In the Senate, Majority Leader Harry Reid said he wanted floor debate to begin a week from Monday. With the Senate Finance Committee still struggling to reach consensus, that timetable could slip. Even so, it underscored a renewed sense of urgency.
US President Barack Obama himself was driving the action, going off-script to push the issue during a speech in Michigan and scheduling a Rose Garden news conference for yesterday to make more comments on the topic.
“There’s going to be a major debate over the next three weeks,” Obama said in Warren, Michigan, deviating from his prepared text on new spending for community colleges. “And don’t be fooled by folks trying to scare you, saying we can’t change the health care system.”
“We have no choice but to change the health care system because right now it’s broken for too many Americans,” he said.
All involved were mindful of the dwindling days before Congress leaves town. Obama wants legislation through the House and Senate before then to slow rising costs and extend coverage to some 50 million uninsured Americans.

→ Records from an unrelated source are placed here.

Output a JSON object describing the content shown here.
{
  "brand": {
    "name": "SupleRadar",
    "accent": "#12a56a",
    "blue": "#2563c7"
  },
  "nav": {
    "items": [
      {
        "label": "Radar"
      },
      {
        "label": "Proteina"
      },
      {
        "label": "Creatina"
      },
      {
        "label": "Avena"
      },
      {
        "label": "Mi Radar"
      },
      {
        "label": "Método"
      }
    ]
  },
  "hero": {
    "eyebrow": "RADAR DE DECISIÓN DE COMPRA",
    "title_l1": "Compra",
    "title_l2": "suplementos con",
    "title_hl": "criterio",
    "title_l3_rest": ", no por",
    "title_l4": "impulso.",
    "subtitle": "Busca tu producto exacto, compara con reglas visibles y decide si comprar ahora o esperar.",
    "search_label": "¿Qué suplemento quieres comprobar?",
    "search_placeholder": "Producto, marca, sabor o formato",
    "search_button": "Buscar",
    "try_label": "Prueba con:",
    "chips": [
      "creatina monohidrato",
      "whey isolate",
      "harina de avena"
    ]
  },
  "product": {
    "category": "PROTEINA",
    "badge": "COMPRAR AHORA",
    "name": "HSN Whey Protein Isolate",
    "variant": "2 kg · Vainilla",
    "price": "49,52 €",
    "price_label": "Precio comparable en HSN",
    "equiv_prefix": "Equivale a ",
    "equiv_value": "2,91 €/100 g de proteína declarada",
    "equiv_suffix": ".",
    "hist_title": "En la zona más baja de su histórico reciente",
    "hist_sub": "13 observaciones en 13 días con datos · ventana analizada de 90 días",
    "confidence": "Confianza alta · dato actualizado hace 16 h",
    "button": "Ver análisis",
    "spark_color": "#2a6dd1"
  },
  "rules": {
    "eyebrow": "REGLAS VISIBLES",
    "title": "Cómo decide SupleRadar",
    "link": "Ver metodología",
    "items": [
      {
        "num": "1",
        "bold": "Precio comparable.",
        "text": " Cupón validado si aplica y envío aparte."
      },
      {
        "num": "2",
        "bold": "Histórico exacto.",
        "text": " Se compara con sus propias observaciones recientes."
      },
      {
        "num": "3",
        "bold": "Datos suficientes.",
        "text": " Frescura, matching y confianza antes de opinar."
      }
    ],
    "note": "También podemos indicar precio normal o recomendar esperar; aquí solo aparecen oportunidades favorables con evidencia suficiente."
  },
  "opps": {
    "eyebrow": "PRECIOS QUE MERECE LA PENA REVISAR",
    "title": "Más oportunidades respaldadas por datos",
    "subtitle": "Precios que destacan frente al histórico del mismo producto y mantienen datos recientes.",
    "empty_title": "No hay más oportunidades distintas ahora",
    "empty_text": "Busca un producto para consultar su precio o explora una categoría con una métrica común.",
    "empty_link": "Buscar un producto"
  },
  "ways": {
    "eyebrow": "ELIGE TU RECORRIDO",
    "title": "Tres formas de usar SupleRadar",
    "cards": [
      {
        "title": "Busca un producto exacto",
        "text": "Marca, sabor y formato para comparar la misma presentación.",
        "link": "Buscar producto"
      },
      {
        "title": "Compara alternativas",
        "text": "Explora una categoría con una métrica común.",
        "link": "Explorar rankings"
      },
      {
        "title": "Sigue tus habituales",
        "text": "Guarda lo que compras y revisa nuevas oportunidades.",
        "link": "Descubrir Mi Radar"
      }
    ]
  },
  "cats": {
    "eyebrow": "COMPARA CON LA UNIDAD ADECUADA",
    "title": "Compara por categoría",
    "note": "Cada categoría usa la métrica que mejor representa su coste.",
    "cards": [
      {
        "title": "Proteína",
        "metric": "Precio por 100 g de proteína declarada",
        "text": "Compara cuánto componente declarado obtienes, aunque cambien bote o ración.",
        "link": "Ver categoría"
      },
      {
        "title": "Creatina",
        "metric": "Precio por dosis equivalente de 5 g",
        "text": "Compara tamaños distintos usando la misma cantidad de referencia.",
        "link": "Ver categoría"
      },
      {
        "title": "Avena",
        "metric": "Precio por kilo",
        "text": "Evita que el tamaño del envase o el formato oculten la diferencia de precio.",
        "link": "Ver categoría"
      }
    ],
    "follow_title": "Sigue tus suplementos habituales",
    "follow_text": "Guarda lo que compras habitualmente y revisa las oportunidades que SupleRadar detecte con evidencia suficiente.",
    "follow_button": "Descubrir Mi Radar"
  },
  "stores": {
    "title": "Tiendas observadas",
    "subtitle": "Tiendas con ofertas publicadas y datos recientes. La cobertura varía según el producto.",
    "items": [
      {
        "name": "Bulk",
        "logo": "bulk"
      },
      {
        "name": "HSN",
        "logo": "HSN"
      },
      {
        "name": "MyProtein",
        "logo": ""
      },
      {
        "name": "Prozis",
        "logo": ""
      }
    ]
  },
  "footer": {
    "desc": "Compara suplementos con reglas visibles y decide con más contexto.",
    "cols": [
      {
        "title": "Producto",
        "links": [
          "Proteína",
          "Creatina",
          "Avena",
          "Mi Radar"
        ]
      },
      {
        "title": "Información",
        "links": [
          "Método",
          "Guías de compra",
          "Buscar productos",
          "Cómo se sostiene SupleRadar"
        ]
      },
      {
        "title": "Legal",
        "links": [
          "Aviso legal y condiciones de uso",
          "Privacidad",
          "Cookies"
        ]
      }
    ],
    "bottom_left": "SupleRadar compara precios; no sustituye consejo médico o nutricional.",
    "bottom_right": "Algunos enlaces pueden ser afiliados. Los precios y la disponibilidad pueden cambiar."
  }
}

Under the House Democrats’ plan, the federal government would be responsible for ensuring that every person, regardless of income or the state of their health, has access to an affordable insurance plan. Individuals and employers would have new obligations to get coverage, or face hefty penalties.
The legislation calls for a 5.4 percent tax increase on individuals making more than US$1 million a year, with a gradual tax beginning at US$280,000 for individuals. Employers who don’t provide coverage would be hit with a penalty equal to 8 percent of workers’ wages, with an exemption for small businesses. Individuals who decline an offer of affordable coverage would pay 2.5 percent of their incomes as a penalty, up to the average cost of a health insurance plan.
The plan lacked figures on total costs, but a House Democratic aide said the total bill would add up to about US$1.5 trillion over 10 years. The aide spoke on condition of anonymity.
Three House committees will begin voting on the bill today.
The House bill seemed unlikely to win broad backing in the Senate, where the Senate Health, Education, Labor and Pensions Committee was expected to finish its version of the legislation yesterday in what was looking to be a party-line vote.
The Finance Committee was striving to produce a bill by the end of the week.